What noise and confusion there was—people crowding round, flitting figures passing to and fro in the obscurity, every one talking, all speaking together—such a hubbub as Beatrice had never witnessed before. She stood in glad, impatient expectancy on the outskirts of the little crowd. Why did not Randolph come away from them to Monica? Why did she not hear his voice with the rest? Her heart gave a sudden throb as of terror.

“Where is Lord Trevlyn?”

Her voice, sharpened by the sudden fear that had seized her, was heard through all the eager clamour of those who stood round. A gleam of moonlight, struggling through the clouds, lighted up the group for a moment. The words went round like wildfire: “Where is Lord Trevlyn?” and men looked each other in the face, growing pale with conscious bewilderment. Where, indeed, was Lord Trevlyn? He was certainly not amongst them; yet he had undoubtedly steered the boat to shore. Where was he now? Men talked in loud, rapid tones. Women ran hither and thither, wringing their hands in distressful excitement, hunting for the missing man with futile eagerness. What had happened? Where could he be?

Suddenly a deep silence fell upon all; for in the brightening moonlight they saw that Monica stood amongst them—pale, calm and still, as a spirit from another world.

“Tell me,” she said.

The story was told by one and another. Monica was used to the people and their ways. She gathered without difficulty the substance of the story. The boat had reached, without over-much difficulty or danger, the sinking vessel. She was a small coaling ship, with a crew of seven men and a boy. Two of the former had already been washed away, and the vessel was sinking rapidly. The five survivors were easily rescued; but the lad was entangled in the rigging, and was too much exhausted to free himself and follow. Lord Trevlyn was the first to realise this, and he sprang out of the boat at some peril to himself to the lad’s assistance. Nobody had been able to see in the darkness what had passed, but all agreed that the lad had been handed to those in the boat by a pair of strong arms, and that after an interval of about three minutes—for the boat had swung round, and had to be brought back again, which took a little time—a man had sprung back into the boat, had shouted “All right!” had seized the tiller, and sung out to the crew to “Give way, and put off!” which they had done immediately, glad enough to be clear of the masts of the sinking vessel, which were in dangerous proximity.

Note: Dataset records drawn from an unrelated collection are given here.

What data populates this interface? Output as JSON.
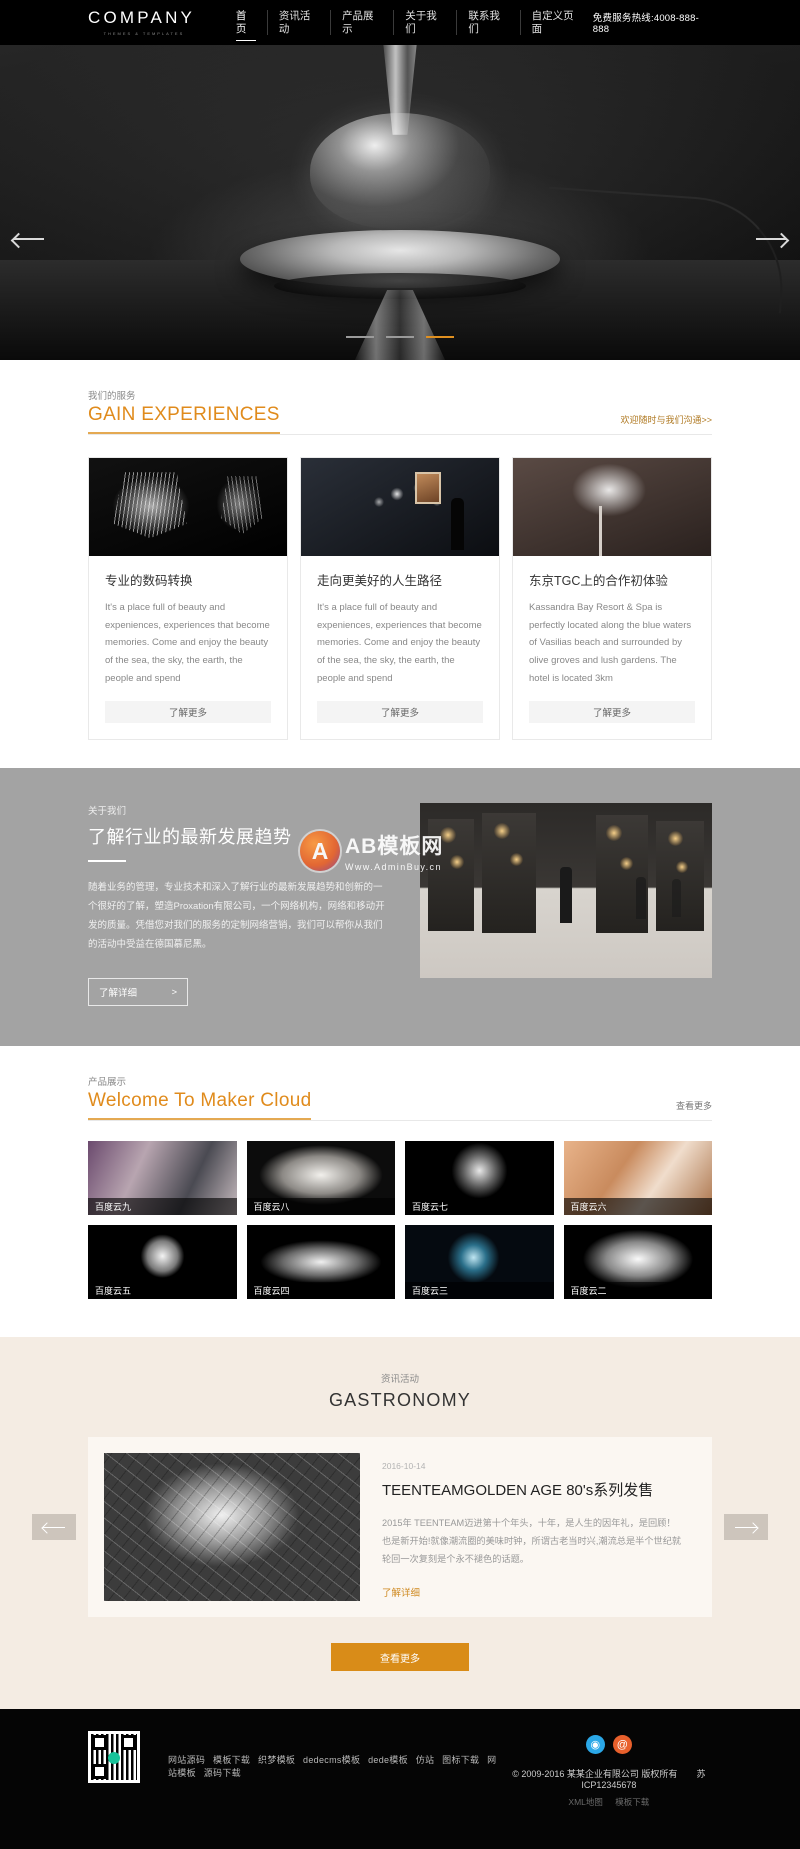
{
  "header": {
    "logo_main": "COMPANY",
    "logo_sub": "THEMES & TEMPLATES",
    "nav": [
      {
        "label": "首页",
        "active": true
      },
      {
        "label": "资讯活动",
        "active": false
      },
      {
        "label": "产品展示",
        "active": false
      },
      {
        "label": "关于我们",
        "active": false
      },
      {
        "label": "联系我们",
        "active": false
      },
      {
        "label": "自定义页面",
        "active": false
      }
    ],
    "hotline": "免费服务热线:4008-888-888"
  },
  "hero": {
    "prev_label": "上一张",
    "next_label": "下一张",
    "dots": [
      "1",
      "2",
      "3"
    ],
    "active_dot": 3,
    "active_color": "#e09020"
  },
  "services": {
    "sub": "我们的服务",
    "title": "GAIN EXPERIENCES",
    "more": "欢迎随时与我们沟通>>",
    "cards": [
      {
        "title": "专业的数码转换",
        "desc": "It's a place full of beauty and expeniences, experiences that become memories. Come and enjoy the beauty of the sea, the sky, the earth, the people and spend",
        "btn": "了解更多"
      },
      {
        "title": "走向更美好的人生路径",
        "desc": "It's a place full of beauty and expeniences, experiences that become memories. Come and enjoy the beauty of the sea, the sky, the earth, the people and spend",
        "btn": "了解更多"
      },
      {
        "title": "东京TGC上的合作初体验",
        "desc": "Kassandra Bay Resort & Spa is perfectly located along the blue waters of Vasilias beach and surrounded by olive groves and lush gardens. The hotel is located 3km",
        "btn": "了解更多"
      }
    ]
  },
  "about": {
    "sub": "关于我们",
    "title": "了解行业的最新发展趋势",
    "text": "随着业务的管理，专业技术和深入了解行业的最新发展趋势和创新的一个很好的了解，塑造Proxation有限公司，一个网络机构，网络和移动开发的质量。凭借您对我们的服务的定制网络营销，我们可以帮你从我们的活动中受益在德国慕尼黑。",
    "btn": "了解详细",
    "btn_arrow": ">",
    "watermark_badge": "A",
    "watermark_title": "AB模板网",
    "watermark_sub": "Www.AdminBuy.cn"
  },
  "products": {
    "sub": "产品展示",
    "title": "Welcome To Maker Cloud",
    "more": "查看更多",
    "items": [
      {
        "label": "百度云九",
        "cls": "p9"
      },
      {
        "label": "百度云八",
        "cls": "p8"
      },
      {
        "label": "百度云七",
        "cls": "p7"
      },
      {
        "label": "百度云六",
        "cls": "p6"
      },
      {
        "label": "百度云五",
        "cls": "p5"
      },
      {
        "label": "百度云四",
        "cls": "p4"
      },
      {
        "label": "百度云三",
        "cls": "p3"
      },
      {
        "label": "百度云二",
        "cls": "p2"
      }
    ]
  },
  "news": {
    "sub": "资讯活动",
    "title": "GASTRONOMY",
    "date": "2016-10-14",
    "headline": "TEENTEAMGOLDEN AGE 80's系列发售",
    "body": "2015年 TEENTEAM迈进第十个年头，十年，是人生的因年礼，是回顾！也是新开始!就像潮流圈的美味时钟，所谓古老当时兴,潮流总是半个世纪就轮回一次复刻是个永不褪色的话题。",
    "link": "了解详细",
    "prev_label": "上一条",
    "next_label": "下一条",
    "more_btn": "查看更多",
    "more_btn_color": "#d98c18"
  },
  "footer": {
    "links": [
      "网站源码",
      "模板下载",
      "织梦模板",
      "dedecms模板",
      "dede模板",
      "仿站",
      "图标下载",
      "网站模板",
      "源码下载"
    ],
    "socials": [
      {
        "name": "qq-icon",
        "glyph": "◉"
      },
      {
        "name": "weibo-icon",
        "glyph": "@"
      }
    ],
    "copyright": "© 2009-2016 某某企业有限公司 版权所有",
    "icp": "苏ICP12345678",
    "sub_links": [
      "XML地图",
      "模板下载"
    ]
  }
}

No one had been able in the darkness to see the face of the steersman; but all agreed that the voice was “a gentleman’s”; and most mysterious of all was the fact that the boat had been steered to shore with a skill that showed a thorough knowledge of the coast, and that not a man of those who now stood round had ever laid a hand upon the tiller.

A thrill of superstitious awe ran round as this fact became known, together with the terrible certainty that Lord Trevlyn had not returned with them. Was it indeed a phantom hand that had guided the frail bark through the wild, tossing waves? The bravest man there felt a shiver of awe—the women sobbed, and trembled unrestrainedly.

The boat was put to sea once more without a moment’s delay. The wind was dropping, the tide had turned, and the danger was well nigh over. But heads were shaken in mute despair, and old men shook their heads at the bare idea of the survival of any swimmer, who had been left to battle with the waves round the sunken reef on a stormy winter’s night.

Monica stood like a statue; she heeded neither the wailing of the women, the murmurs of sympathy from the men, nor the clasp of Beatrice’s hand round her cold fingers. She saw nothing, heard nothing, save the tossing, the moaning of the pitiless sea.